Replacing Hate With Love
The experience of the 2001 Durban Anti-Racism Conference held in South Africa, in which Arabs and their sympathizers did their utmost to communicate a lying legend of a demonized Israel, is not likely to be uprooted soon in that country.
This was one of the messages delivered by the new chief rabbi of South Africa at his recent inauguration. Rabbi Dr.
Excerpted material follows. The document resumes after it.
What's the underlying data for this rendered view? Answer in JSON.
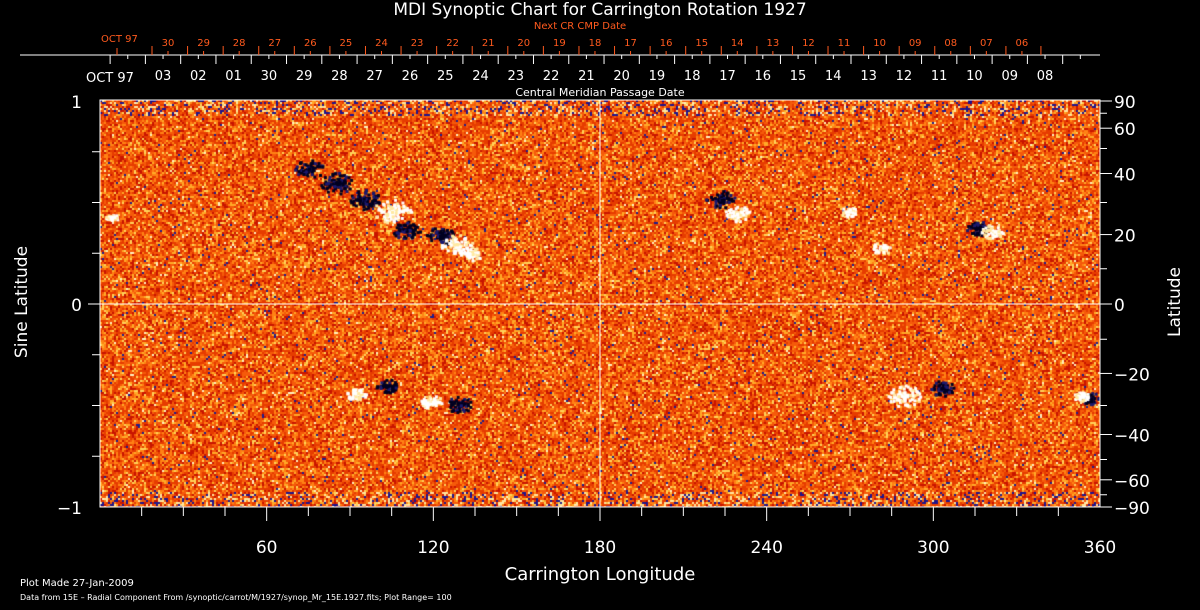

Warren Goldstein, who served as the spiritual leader of Ohr Somayachs Sunny Road Synagogue in Johannesburg before being appointed as the fifth chief rabbi of South Africa, is not only the youngest (33) to hold this position of leadership of the 800,000-strong Jewish community, but also the first to be born in that country.
Reflecting on his own experience and that of Ohr Somayach, Rabbi Goldstein told an audience, which included South African President Thabo Mbeki, that he envisions "a conceptual framework of Jewish unity on an African framework that ultimately derives from the giving of the Torah on Mount Sinai."
"Proportionately," he added in a press interview, "we have the strongest baal teshuva movement in the world."
With the leadership of the new chief rabbi and the efforts of Ohr Somayach, there is real hope that a legend of love of the Land of Israel will replace the hatred demonstrated at Durban.